I was born on an Air Force base and moved around throughout his assignments. So [after] moving around every couple of years, I was very used to that military lifestyle. As a kid running around through fighter squadrons, at all the social events, it was just a thing that me and my siblings did. It was a very normal way of life, of being involved in like that, that Air Force fighter pilot, fighter squadron mentality. That was a familiar thing for me. I honestly didn’t think about joining the Air Force or even being a pilot till much, much later in college. For me, it was you know, very familiar with moving around, it was something I actually enjoyed versus living in one spot for an extended period of time. I figured, you know, the military might be a right fit for me. I started researching options from there, and eventually found my way towards the Air Force and then applying for a pilot slot. There wasn’t a “must fulfill this legacy of being a fighter pilot” sort of thing. That was never pressured from myself or for my parents. It’s just something that seemed to fit my personality and lifestyle the best as I found my own path later on.

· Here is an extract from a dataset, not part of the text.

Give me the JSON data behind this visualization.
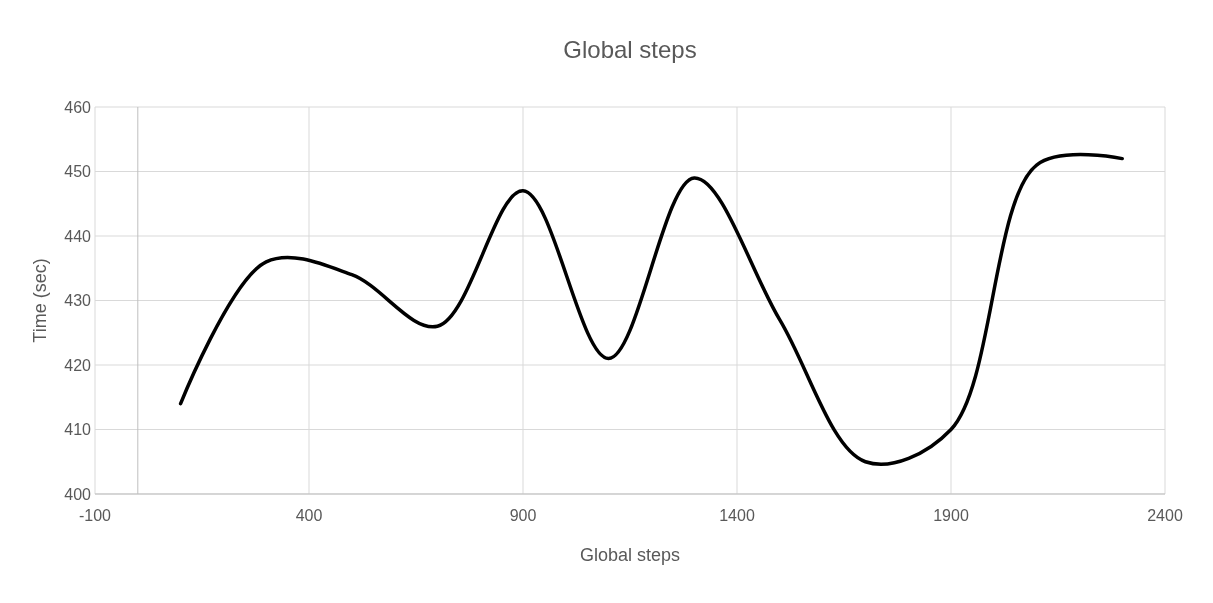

What’s it been like as a female aviator in a male-dominated career field?
It’s honestly a non-event. It’s a very rank-based structure, it’s very skill-based. Obviously, we’ve been opening up more and more jobs to women as we go along, but the standards are exactly the same. As long as you can do your job, fly the airplane, know the tactics, you know, perform exactly as well as the men, that’s all anybody cares about. Because they want to take the best people to war. Everybody wants the best wingman beside them. They really don’t care what they look like, what they sound like, where they came from, or you know, what they’ve been through. It really just matters if you can perform at the end of the day.
What did your dad say when you told him you were joining the Air Force?
I think he was probably excited, just to be able to talk to someone about the military and aviation and fighters and all that. That’s something that he enjoys. And it’s a common ground that, obviously, we can talk about now—how things have changed and how things are exactly the same.
What’s the demo team pace like?
In the Air Force, people are mostly familiar with the Thunderbirds and the Blue Angels. Those are multi-ship, they’re flying up to six airplanes at a given time very close together. The Air Force also has four single-ship demo teams, where we fly one airplane at an air show in about a 15-minute routine. We do 15 minutes, all to narration of music. [We] travel around the country, sometimes internationally to air shows, to really show off the airplane.
Our whole mission of demo teams and air shows, in general, is to recruit people to take our place one day. There’s one pilot flying at a time, but there’s also a team of maintainers behind me, making sure the airplane is safe and ready to fly. It can be a quick pace kind of thing as you’re going from airshow to airshow to airshow three weekends in a row. It’s a lot of traveling. But it’s also a lot of fun to get to see different places of the country.
We don’t listen to any music while we’re actually flying because I’ve got earplugs in and because the airplane’s pretty loud in there. We’re listening to about three radios up at any given time. I’m either talking to who we call the air boss who’s running the air show. I talk to my pilot on the ground, who’s called my safety officer. And then I can talk to a warbird, a World War II or similar airplane that we fly with, as well. So, I’ve got those frequencies up. My maintainers on the ground do run a soundtrack to the airshow, and each maneuver gets its own given song to a variety of different types of music, depending on what fits with the maneuver or fits into the local airshow vibe of what people want to hear.
What you see at airshows is very different from what the rest of the combat Air Force is doing every day when they start training for threats. My squadron just got back from Germany, [after being deployed] for three months doing the whole Russia-Ukraine sort of thing. So what they’re doing every day is extremely different from what I’m doing in front of an airshow doing aerobatics very close to the ground. They’re doing very serious things.